What are the steps to resolve this issue? On Couchbase 4.0.0 Community edition encountered pretty much the exact same scenario and are stuck with the exact same issue.

In our case we have 6 nodes in the cluster, one went down temporarily, and auto-failover happened. When the node came back online we added the node back to the cluster and rebalanced. Now we are stuck with “Rebalancing 0 nodes” and no attempts to stop the rebalance nor restart the nodes is working.

Is this an issue since 2.5.1 through 4.0.0?

#12

I’ve tried several ways to workaround this now including:

  1. Taking down the node that the failover happened previously for.
  2. Adding this node back in.
  3. Adding a completely new node to the cluster.

None of these work. There is no option in the UI that works. This seems like a critical bug to have from 2.5.1 through 4.0.0 server versions since there appears to be no immediate workaround to the user. Why is the “Stop Rebalance” button broken?

#13

So… I finally found a workaround: Crash the cluster.

Basically I took down nodes 1-by-1 until the number of downed nodes exceeded the number of replicas by 1, then brought the nodes back up.

I’m really curious as to what the technical details are on behind this bug causing the rebalance to get stuck at 0 nodes.
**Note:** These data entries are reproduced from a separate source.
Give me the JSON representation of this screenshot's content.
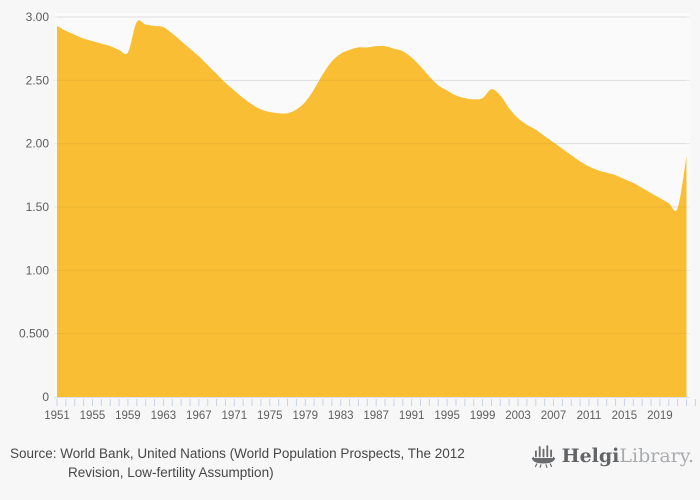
{
  "chart_data": {
    "type": "area",
    "title": "",
    "xlabel": "",
    "ylabel": "",
    "x_start_year": 1951,
    "x": [
      1951,
      1952,
      1953,
      1954,
      1955,
      1956,
      1957,
      1958,
      1959,
      1960,
      1961,
      1962,
      1963,
      1964,
      1965,
      1966,
      1967,
      1968,
      1969,
      1970,
      1971,
      1972,
      1973,
      1974,
      1975,
      1976,
      1977,
      1978,
      1979,
      1980,
      1981,
      1982,
      1983,
      1984,
      1985,
      1986,
      1987,
      1988,
      1989,
      1990,
      1991,
      1992,
      1993,
      1994,
      1995,
      1996,
      1997,
      1998,
      1999,
      2000,
      2001,
      2002,
      2003,
      2004,
      2005,
      2006,
      2007,
      2008,
      2009,
      2010,
      2011,
      2012,
      2013,
      2014,
      2015,
      2016,
      2017,
      2018,
      2019,
      2020,
      2021,
      2022
    ],
    "values": [
      2.93,
      2.89,
      2.86,
      2.83,
      2.81,
      2.79,
      2.77,
      2.74,
      2.72,
      2.96,
      2.94,
      2.93,
      2.92,
      2.87,
      2.81,
      2.75,
      2.69,
      2.62,
      2.55,
      2.48,
      2.42,
      2.36,
      2.31,
      2.27,
      2.25,
      2.24,
      2.24,
      2.27,
      2.33,
      2.43,
      2.55,
      2.65,
      2.71,
      2.74,
      2.76,
      2.76,
      2.77,
      2.77,
      2.75,
      2.73,
      2.68,
      2.61,
      2.53,
      2.46,
      2.42,
      2.38,
      2.36,
      2.35,
      2.36,
      2.43,
      2.38,
      2.28,
      2.2,
      2.15,
      2.11,
      2.06,
      2.01,
      1.96,
      1.91,
      1.86,
      1.82,
      1.79,
      1.77,
      1.75,
      1.72,
      1.69,
      1.65,
      1.61,
      1.57,
      1.53,
      1.49,
      1.9
    ],
    "ylim": [
      0,
      3.0
    ],
    "yticks": [
      0,
      0.5,
      1.0,
      1.5,
      2.0,
      2.5,
      3.0
    ],
    "ytick_labels": [
      "0",
      "0.500",
      "1.00",
      "1.50",
      "2.00",
      "2.50",
      "3.00"
    ],
    "xtick_every_years": 1,
    "xlabel_every_years": 4,
    "xtick_labels": [
      "1951",
      "1955",
      "1959",
      "1963",
      "1967",
      "1971",
      "1975",
      "1979",
      "1983",
      "1987",
      "1991",
      "1995",
      "1999",
      "2003",
      "2007",
      "2011",
      "2015",
      "2019"
    ],
    "grid": true,
    "legend": false,
    "area_color": "#f9be34",
    "gridline_color": "#e9e9e9",
    "grid_overlay_color": "rgba(0,0,0,0.05)",
    "axis_line_color": "#dde1ec",
    "tick_color": "#c9d2e4",
    "label_color": "#5e5e5e",
    "plot_bg": "#fafafa"
  },
  "footer": {
    "source_prefix": "Source:",
    "source_text": "World Bank, United Nations (World Population Prospects, The 2012 Revision, Low-fertility Assumption)",
    "logo": {
      "name_bold": "Helgi",
      "name_light": "Library."
    }
  }
}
There have been reports of this bug in other forums as well.

We were going to look into our company’s policy on the enterprise edition licenses and have been using the community edition for prototyping, but since this bug appears to be in the erlang layer would this bug occur in the enterprise edition as well?

Very curious on this one since getting stuck in such a state with crashing the cluster as the only recourse is highly undesirable behavior. I wouldn’t want to go to production with an issue like this present.

#14

Hello

Just had the same issue last night and I was wondering whether you could perhaps provide the commands to “restart ns_servers via erlang web shell”? I’m guessing the command will run on each node - how does this impact a running cluster?

Thanks!

#15

I have the exact same issue… I have a cluster of 18 nodes and node 004 had a network issue that forced me to do a hard failover on it. After a reboot and the network link fixed, the node was added back with “delta-recovery” and a rebalance was started.
After 3 days of nothing progressing (stuck at rebalancing 0 nodes) I figured I needed to fix it myself before it came crashing down hard.

So I ran the following command on all the cluster nodes in parallel:
curl -X POST -u Administrator:Password http://localhost:8091/diag/eval --data ‘erlang:halt().’

At that point the nodes were all in a standby state and in the “data buckets” tabs, all buckets had a yellow pie in the “data nodes” column.
I quickly hard-failover my problematic node 004 and the cluster and all buckets went back to ready in less than a minute. I have over 9 billion items in there so for sure there was no “warm up” that happened.

So I rebooted node 004 again and once it came back up, I tried a full recovery this time.
Rebalance is now in progress (I can see it progressing) and I’ll update later on success or failure.

update
I’m not sure when the rebalance finished, but the cluster is now healthy with all 18 nodes in.